Hi all, a bit of a long one. I am very confused right now.
I am 27 and never had a relationship with my father. My mum always told me he didn’t want to see me, never paid for me etc. But never went into great detail. She never really spoke about him. So I always left wondering. I know a bit more about him now though.
I always grew up believing he didn’t want me despite that I now know he’s a fab father to his younger children.
As an over thinking mother of 2 myself I’m starting to have doubts.
Of course, I believe that if a father really wants to see his children he will fight for it but I can imagine my mother made it very difficult for him.
She was young, he cheated, got someone else pregnant, didn’t stay with that woman either (but has a relationship with the child as far as I know).

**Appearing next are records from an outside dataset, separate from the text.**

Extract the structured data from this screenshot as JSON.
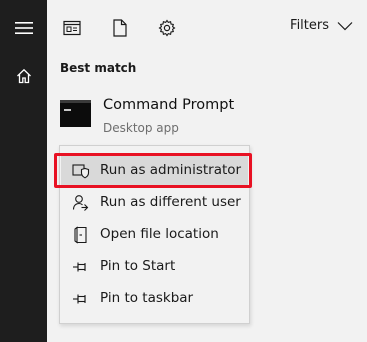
{
  "rail": {
    "items": [
      {
        "icon": "hamburger-menu-icon"
      },
      {
        "icon": "home-icon"
      }
    ]
  },
  "toolbar": {
    "icons": [
      "apps-icon",
      "documents-icon",
      "settings-icon"
    ],
    "filters_label": "Filters"
  },
  "section_heading": "Best match",
  "result": {
    "title": "Command Prompt",
    "subtitle": "Desktop app"
  },
  "context_menu": {
    "items": [
      {
        "label": "Run as administrator",
        "icon": "shield-icon",
        "highlighted": true
      },
      {
        "label": "Run as different user",
        "icon": "user-icon"
      },
      {
        "label": "Open file location",
        "icon": "file-location-icon"
      },
      {
        "label": "Pin to Start",
        "icon": "pin-icon"
      },
      {
        "label": "Pin to taskbar",
        "icon": "pin-icon"
      }
    ]
  },
  "colors": {
    "rail": "#1e1e1e",
    "background": "#f2f2f2",
    "highlight": "#d9d9d9",
    "callout": "#e81123"
  }
}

My mum was young and hurt, I totally get that.
A few things my grandmother has said in recent times (she has told me quite a bit about him over the years tbh) has made me think that my mother made it really really difficult for him. Basically used me as a weapon. ‘Get back with me or don’t see your child’ type thing. Apparently he seen me a few times as a tiny baby but when he got a new girlfriend (now wife) this stopped and not seen me since.
Thinking about my mum over the years has made me realise
- She stopped my brother seeing his dad
- When she falls out with a relative (eg my grandmother) she stopped her seeing us for a while until they made up.
- When shes briefly split up with my stepdad she stopped him from seeing his 3 children until they got back together.
- When I split with my ex, DS’s dad she told me to stop all contact straight away and not let him into his life. Fortunately I didn’t take her advice and DS sees his dad.
- She doesn’t let her mother in law see her grandchildren because they fell out themselves.
It’s like she cannot grow up and get over her own hurt and uses her children as a weapon.
From what I’ve heard she point blank refused to let him see me if he didn’t want to get back with her. When they split she uses her brothers, my uncles to back him away. One of them is a bit of a thug. I would be scared of getting on the wrong side of him.
Apparently his family really wanted to see me but none of them were allowed (grandparents, aunts, uncles etc). Now his parents have probably gone to their graves and never known me and I feel I have this gap in my life. Particularly now I’m not so close to mother (she’s a difficult person in so many ways).
I seen her the other day and she said she often thinks about contacting him herself and asking for 27 years of maintenance payments! I mean really?? Who would do that? Yes he should have paid but a long time has gone by and it’s like she’s still bitter or something. She’s happily married (been married 20 odd years) surely she’s over it by now!
I just feel like she cannot get over herself to see what’s best for both me and her children in general.
Despite this, I didn’t have a terrible up bringing. It’s just cracks have started to show in recent years between me and her. I’ve realised what she’s like and how immature she can be at times!
I just have this thought that maybe they give up because she made it so difficult!
The guy has other children (2 older than me, another my sort of age from when he cheated, and 4 he lives with I think) and he has a relationship with all of them so why not me??